Why You Need a Communication Plan for Cyber Attacks

Management of cybersecurity risks is an enterprise-level issue and relegating your cyber-attack response to your IT department is insufficient. The risks posed by cyber-attacks are far-reaching and include legal, reputational, and financial losses. To manage these risks and prepare for a worst-case scenario you need well-defined roles and responsibilities spread throughout your organization. One critical role is communication, reaching out to stakeholders after a cyber-attack can be tricky but the key to well-crafted communications is planning. In a recent memo, Mayer Brown offers tips on how to be ready for external communications after a cyber attack stating:

“Delays in communications may give regulators, clients, and the public the impression that the organization is ill-prepared for a crisis, is not taking the issue seriously, and cannot comply with applicable regulations, particularly those involving public disclosure or operational resilience under SEC, NYDFS, and OCC rules. Before an incident:

Assemble a clearly defined team of “first responders” who have authority to work with outside counsel and other advisors to serve as the voice of the institution, coordinating and approving communications.
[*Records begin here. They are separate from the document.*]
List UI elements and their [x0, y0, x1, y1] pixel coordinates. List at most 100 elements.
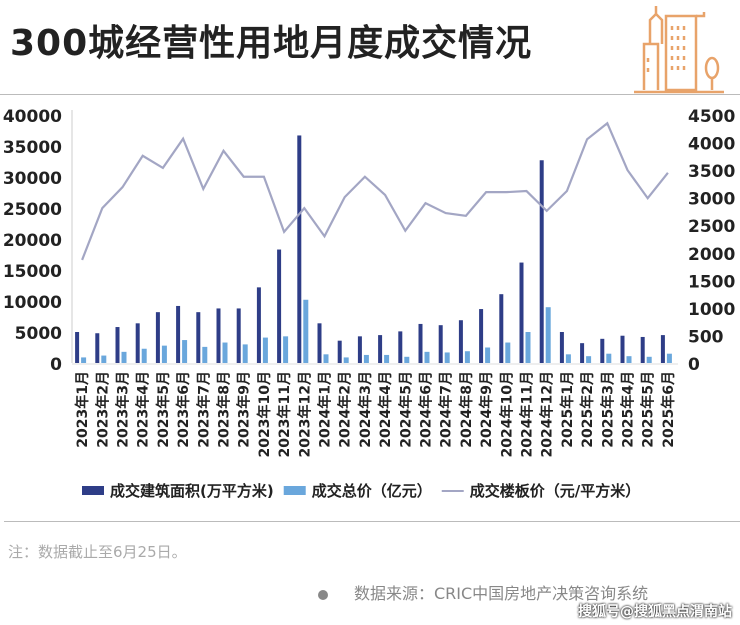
bar-area — [256, 287, 261, 363]
x-tick-label: 2024年5月 — [397, 371, 414, 448]
x-tick-label: 2023年11月 — [276, 371, 293, 457]
bar-price — [525, 332, 531, 363]
right-tick-label: 4500 — [688, 107, 735, 127]
bar-area — [135, 323, 140, 363]
right-tick-label: 0 — [688, 355, 700, 375]
right-tick-label: 3500 — [688, 162, 735, 182]
bar-price — [323, 354, 329, 363]
bar-price — [666, 353, 672, 363]
x-tick-label: 2025年3月 — [599, 371, 616, 448]
bar-area — [115, 327, 120, 363]
bar-area — [277, 249, 282, 363]
x-tick-label: 2024年8月 — [458, 371, 475, 448]
x-tick-label: 2024年9月 — [478, 371, 495, 448]
x-tick-label: 2023年2月 — [94, 371, 111, 448]
bar-area — [196, 312, 201, 363]
bar-area — [479, 309, 484, 363]
bar-price — [81, 357, 87, 363]
bar-area — [600, 338, 605, 363]
left-tick-label: 35000 — [3, 138, 62, 158]
x-tick-label: 2024年3月 — [357, 371, 374, 448]
bar-area — [378, 335, 383, 363]
bar-price — [242, 344, 248, 363]
title-divider — [0, 94, 740, 95]
bar-price — [606, 353, 612, 363]
bar-price — [404, 356, 410, 363]
chart-title: 300城经营性用地月度成交情况 — [10, 23, 533, 64]
legend-label: 成交楼板价（元/平方米） — [470, 482, 640, 500]
bar-area — [95, 333, 100, 363]
bar-area — [418, 323, 423, 363]
x-tick-label: 2024年2月 — [337, 371, 354, 448]
x-tick-label: 2025年6月 — [660, 371, 677, 448]
bar-area — [337, 340, 342, 363]
bar-price — [565, 354, 571, 363]
x-tick-label: 2024年10月 — [498, 371, 515, 457]
bar-price — [222, 342, 228, 363]
right-tick-label: 2500 — [688, 217, 735, 237]
bar-price — [626, 356, 632, 363]
line-unit-price — [81, 121, 669, 261]
bar-price — [141, 348, 147, 363]
bar-price — [646, 356, 652, 363]
source-text: 数据来源：CRIC中国房地产决策咨询系统 — [354, 584, 649, 603]
footnote: 注：数据截止至6月25日。 — [8, 543, 187, 561]
bar-price — [485, 347, 491, 363]
right-tick-label: 2000 — [688, 245, 735, 265]
bar-price — [363, 354, 369, 363]
bar-price — [101, 355, 107, 363]
bar-price — [586, 356, 592, 363]
bar-area — [155, 312, 160, 363]
x-tick-label: 2023年10月 — [256, 371, 273, 457]
x-tick-label: 2023年9月 — [236, 371, 253, 448]
bar-area — [458, 320, 463, 363]
bar-price — [262, 337, 268, 363]
bar-price — [182, 340, 188, 363]
bar-price — [202, 346, 208, 363]
right-tick-label: 3000 — [688, 190, 735, 210]
bar-area — [640, 336, 645, 363]
bar-area — [660, 335, 665, 363]
bar-area — [438, 325, 443, 363]
bar-price — [121, 351, 127, 363]
bar-price — [444, 352, 450, 363]
building-logo-icon — [632, 2, 726, 98]
x-tick-label: 2025年4月 — [620, 371, 637, 448]
bar-area — [398, 331, 403, 363]
x-tick-label: 2024年7月 — [438, 371, 455, 448]
legend-label: 成交建筑面积(万平方米) — [110, 482, 274, 500]
bar-area — [559, 332, 564, 363]
x-tick-label: 2023年3月 — [115, 371, 132, 448]
right-tick-label: 1000 — [688, 300, 735, 320]
left-tick-label: 25000 — [3, 200, 62, 220]
x-tick-label: 2023年12月 — [296, 371, 313, 457]
legend-swatch — [283, 486, 306, 495]
bar-price — [343, 357, 349, 363]
right-tick-label: 1500 — [688, 272, 735, 292]
x-tick-label: 2023年1月 — [74, 371, 91, 448]
bar-price — [424, 351, 430, 363]
x-tick-label: 2023年7月 — [195, 371, 212, 448]
left-tick-label: 5000 — [15, 324, 62, 344]
watermark: 搜狐号@搜狐黑点渭南站 — [578, 604, 732, 620]
bar-area — [539, 160, 544, 363]
bar-area — [216, 308, 221, 363]
bar-price — [303, 299, 309, 363]
x-tick-label: 2024年4月 — [377, 371, 394, 448]
left-tick-label: 20000 — [3, 231, 62, 251]
bar-area — [236, 308, 241, 363]
bar-area — [519, 262, 524, 363]
legend-label: 成交总价（亿元） — [312, 482, 432, 500]
bar-area — [580, 343, 585, 363]
source-line: 数据来源：CRIC中国房地产决策咨询系统 — [318, 580, 648, 604]
left-tick-label: 30000 — [3, 169, 62, 189]
x-tick-label: 2023年8月 — [216, 371, 233, 448]
left-tick-label: 0 — [50, 355, 62, 375]
left-tick-label: 10000 — [3, 293, 62, 313]
left-tick-label: 40000 — [3, 107, 62, 127]
bar-area — [317, 323, 322, 363]
x-tick-label: 2025年1月 — [559, 371, 576, 448]
bar-area — [357, 336, 362, 363]
x-tick-label: 2024年1月 — [317, 371, 334, 448]
bar-area — [297, 135, 302, 363]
Ensure that all employees understand that during an incident only approved communications should be shared outside the company.

Prepare alternative communications channels in case of technical outages.”

Know which public disclosure laws your organization is subject to and be prepared to comply in a timely manner. Scrambling to put together a crisis team after an attack has already happened will take critical resources and time, so planning ahead is the best move. Mayer Brown also suggests practicing executing your plan under various scenarios so you can stress test your policies before a cyber-attack hits.